Would stifling the debate so that uncontroversial statements aren't made be healthy? No. In our country, the arena of ideas is open to all comers. Controversial statements invite (and often deserve) criticism as part of that exchange. What is unfair, however, is a mischaracterization of the initial idea under debate. Specter assumed that since the article debated whether killing abortion doctors could be justifiable homicide, it invariably must have reached that conclusion. According to the above synopsis, however, exactly the opposite is true.

Specter baited Robertson throughout that campaign. In his speech announcing his candidacy, Specter said, "When Pat Robertson says there is no constitutional doctrine of separation between Church and State, -- I say he is wrong.
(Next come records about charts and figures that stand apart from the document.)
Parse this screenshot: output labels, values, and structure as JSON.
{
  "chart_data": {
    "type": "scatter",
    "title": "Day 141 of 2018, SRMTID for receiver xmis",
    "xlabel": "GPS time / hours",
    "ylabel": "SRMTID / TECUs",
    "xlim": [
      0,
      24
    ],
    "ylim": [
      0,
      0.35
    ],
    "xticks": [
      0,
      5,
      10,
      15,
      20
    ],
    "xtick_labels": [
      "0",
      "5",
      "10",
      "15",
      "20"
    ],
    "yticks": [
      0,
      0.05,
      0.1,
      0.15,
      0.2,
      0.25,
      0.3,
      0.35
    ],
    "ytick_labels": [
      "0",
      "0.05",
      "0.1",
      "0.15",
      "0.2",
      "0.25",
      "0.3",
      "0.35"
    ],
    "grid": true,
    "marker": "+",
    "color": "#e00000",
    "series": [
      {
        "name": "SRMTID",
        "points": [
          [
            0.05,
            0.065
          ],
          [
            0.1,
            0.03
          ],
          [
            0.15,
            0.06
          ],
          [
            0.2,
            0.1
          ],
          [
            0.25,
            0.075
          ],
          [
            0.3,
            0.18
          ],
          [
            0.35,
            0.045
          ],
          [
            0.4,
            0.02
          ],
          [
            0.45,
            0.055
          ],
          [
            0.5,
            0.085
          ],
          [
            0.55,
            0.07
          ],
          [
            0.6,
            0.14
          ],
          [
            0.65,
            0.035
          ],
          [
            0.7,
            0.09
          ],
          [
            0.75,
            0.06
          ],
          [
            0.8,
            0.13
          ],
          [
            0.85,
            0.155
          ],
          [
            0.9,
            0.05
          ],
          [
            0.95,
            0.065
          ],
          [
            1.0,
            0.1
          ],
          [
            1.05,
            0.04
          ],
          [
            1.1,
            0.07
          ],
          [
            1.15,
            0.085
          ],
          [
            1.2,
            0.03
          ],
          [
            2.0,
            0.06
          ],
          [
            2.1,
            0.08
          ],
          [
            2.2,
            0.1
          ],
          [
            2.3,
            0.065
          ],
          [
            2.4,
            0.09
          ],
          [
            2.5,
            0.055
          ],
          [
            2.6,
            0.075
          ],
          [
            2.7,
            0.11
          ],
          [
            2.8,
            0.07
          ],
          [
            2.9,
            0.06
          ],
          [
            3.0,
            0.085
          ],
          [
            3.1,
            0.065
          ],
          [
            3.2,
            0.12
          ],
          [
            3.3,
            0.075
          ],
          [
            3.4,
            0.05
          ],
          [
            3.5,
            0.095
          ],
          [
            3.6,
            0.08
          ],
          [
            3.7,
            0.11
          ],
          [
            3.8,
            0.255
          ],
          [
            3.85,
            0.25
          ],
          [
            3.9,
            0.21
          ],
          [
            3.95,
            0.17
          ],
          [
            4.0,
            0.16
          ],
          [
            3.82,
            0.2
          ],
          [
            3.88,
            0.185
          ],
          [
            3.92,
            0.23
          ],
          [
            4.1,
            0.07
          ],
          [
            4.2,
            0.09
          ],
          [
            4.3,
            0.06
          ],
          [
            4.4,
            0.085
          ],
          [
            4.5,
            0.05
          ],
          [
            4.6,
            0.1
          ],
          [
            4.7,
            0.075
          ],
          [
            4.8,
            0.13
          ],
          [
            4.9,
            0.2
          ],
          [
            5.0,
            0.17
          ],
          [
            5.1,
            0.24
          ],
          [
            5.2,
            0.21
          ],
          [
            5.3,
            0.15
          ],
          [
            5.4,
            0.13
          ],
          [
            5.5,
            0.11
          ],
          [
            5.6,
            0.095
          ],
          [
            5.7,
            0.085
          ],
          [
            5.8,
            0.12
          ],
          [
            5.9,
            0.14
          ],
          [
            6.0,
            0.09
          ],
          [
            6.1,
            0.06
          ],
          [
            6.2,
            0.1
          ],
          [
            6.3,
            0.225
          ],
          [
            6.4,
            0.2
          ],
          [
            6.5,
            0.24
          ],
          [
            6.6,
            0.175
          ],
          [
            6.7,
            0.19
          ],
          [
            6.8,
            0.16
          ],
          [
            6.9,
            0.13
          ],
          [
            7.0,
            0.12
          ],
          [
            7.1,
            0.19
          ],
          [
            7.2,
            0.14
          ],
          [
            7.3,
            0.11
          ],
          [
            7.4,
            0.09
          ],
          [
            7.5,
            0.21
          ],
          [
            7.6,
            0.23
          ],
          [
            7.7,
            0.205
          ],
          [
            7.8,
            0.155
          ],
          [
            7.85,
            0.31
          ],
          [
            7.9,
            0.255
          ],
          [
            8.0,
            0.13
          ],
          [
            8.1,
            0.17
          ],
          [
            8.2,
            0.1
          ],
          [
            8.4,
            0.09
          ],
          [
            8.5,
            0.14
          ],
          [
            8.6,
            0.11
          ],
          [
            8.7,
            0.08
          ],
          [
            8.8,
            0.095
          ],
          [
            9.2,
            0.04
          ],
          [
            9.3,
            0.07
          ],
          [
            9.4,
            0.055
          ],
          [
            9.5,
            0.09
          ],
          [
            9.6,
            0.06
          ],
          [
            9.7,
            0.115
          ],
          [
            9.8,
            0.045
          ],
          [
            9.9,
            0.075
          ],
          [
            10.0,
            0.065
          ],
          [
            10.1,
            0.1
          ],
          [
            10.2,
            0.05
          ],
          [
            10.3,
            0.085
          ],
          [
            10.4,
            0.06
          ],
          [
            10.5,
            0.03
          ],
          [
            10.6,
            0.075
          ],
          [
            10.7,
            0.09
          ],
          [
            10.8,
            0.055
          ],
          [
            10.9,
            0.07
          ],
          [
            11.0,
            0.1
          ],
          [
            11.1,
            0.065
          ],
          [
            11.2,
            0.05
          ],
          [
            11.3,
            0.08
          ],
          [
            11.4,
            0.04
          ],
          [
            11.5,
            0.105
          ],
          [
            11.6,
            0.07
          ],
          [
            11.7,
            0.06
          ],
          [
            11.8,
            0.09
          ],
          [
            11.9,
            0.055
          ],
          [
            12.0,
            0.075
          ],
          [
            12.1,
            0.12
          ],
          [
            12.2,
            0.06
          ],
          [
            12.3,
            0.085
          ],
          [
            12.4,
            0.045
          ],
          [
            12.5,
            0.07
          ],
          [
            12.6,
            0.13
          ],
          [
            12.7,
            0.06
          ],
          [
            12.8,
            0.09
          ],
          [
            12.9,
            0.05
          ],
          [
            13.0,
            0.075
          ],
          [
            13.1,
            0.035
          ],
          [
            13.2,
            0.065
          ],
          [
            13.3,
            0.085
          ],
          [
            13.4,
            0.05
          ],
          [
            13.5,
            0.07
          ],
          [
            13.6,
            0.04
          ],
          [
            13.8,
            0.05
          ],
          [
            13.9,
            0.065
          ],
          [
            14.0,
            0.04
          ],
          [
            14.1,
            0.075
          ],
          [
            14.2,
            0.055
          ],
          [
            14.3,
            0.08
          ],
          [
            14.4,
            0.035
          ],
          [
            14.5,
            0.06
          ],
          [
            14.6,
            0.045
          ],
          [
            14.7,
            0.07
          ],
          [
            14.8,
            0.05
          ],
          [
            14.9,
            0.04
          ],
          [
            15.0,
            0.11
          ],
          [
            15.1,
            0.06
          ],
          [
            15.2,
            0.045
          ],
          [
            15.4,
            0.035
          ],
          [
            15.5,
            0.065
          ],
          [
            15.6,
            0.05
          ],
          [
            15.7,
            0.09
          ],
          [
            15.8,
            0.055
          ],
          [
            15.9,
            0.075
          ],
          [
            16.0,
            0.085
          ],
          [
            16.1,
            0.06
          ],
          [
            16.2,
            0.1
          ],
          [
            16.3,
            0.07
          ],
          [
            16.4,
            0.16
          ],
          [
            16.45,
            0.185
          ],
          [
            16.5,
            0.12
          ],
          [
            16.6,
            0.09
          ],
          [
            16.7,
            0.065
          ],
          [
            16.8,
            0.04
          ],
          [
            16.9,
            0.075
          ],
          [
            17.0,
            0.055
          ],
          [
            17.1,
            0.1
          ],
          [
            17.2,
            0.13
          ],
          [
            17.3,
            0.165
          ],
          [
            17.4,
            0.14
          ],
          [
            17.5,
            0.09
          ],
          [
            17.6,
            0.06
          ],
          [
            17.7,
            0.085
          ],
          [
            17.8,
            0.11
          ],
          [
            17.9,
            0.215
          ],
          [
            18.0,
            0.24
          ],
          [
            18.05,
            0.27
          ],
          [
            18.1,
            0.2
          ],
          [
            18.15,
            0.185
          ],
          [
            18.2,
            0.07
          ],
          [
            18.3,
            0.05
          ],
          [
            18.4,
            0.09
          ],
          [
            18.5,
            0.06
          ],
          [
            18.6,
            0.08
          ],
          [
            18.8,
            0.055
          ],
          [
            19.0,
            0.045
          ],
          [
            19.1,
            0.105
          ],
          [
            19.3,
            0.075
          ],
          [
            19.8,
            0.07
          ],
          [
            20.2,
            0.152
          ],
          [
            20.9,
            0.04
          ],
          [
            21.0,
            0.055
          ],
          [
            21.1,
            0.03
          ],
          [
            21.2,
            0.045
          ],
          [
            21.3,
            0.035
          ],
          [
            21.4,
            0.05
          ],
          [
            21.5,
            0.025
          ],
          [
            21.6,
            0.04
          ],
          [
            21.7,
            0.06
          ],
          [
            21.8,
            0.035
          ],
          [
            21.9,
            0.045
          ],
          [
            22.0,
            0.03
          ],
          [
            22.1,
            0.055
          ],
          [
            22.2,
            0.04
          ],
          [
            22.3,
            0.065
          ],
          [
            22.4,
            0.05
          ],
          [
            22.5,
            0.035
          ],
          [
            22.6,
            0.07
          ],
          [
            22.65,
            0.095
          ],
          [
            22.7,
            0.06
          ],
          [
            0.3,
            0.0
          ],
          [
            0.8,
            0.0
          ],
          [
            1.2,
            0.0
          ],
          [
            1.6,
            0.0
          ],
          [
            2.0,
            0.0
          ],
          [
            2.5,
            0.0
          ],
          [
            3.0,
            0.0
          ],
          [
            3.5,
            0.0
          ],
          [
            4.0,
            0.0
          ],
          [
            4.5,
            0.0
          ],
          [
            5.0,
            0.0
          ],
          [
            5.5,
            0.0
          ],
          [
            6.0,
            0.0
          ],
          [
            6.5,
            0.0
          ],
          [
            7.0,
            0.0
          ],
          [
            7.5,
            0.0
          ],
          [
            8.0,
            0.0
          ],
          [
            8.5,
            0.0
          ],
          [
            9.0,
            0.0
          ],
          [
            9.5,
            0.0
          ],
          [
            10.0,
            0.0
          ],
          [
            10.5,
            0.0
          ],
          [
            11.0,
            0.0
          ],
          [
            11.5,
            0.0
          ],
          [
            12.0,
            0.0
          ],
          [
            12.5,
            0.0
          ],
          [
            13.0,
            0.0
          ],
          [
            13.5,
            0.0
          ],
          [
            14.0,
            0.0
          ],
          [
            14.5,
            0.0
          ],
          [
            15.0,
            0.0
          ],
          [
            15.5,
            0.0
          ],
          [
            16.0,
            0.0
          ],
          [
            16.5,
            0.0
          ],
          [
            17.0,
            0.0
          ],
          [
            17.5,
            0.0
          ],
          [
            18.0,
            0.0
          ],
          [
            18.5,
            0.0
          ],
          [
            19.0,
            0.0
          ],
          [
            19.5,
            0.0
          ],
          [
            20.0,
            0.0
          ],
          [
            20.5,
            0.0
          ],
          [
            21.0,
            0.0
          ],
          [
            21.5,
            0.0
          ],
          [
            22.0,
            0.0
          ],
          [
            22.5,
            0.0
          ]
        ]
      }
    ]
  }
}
The First Amendment freedom of religion is as important today -- as when the Bill of Rights was written. . . . When Ralph Reed says a pro-choice Republican isn't qualified to be our President, -- I say the Republican Party will not be blackmailed. I and millions of other pro-choice Republicans -- will not be disenfranchised." No one is disenfranchised who engages in debate, and coming out on the losing end of the democratic process also is not evidence of disenfranchisement; it means you have not persuaded enough people that your position is correct.

Specter later characterized Robertson as a "fringe" Republican, and stated that Robertson and Ralph Reed were "a real threat to the country."

Given this history, it is rich to see Specter relying on Robertson today to defend his ability to assume the chairmanship of the Judiciary Committee.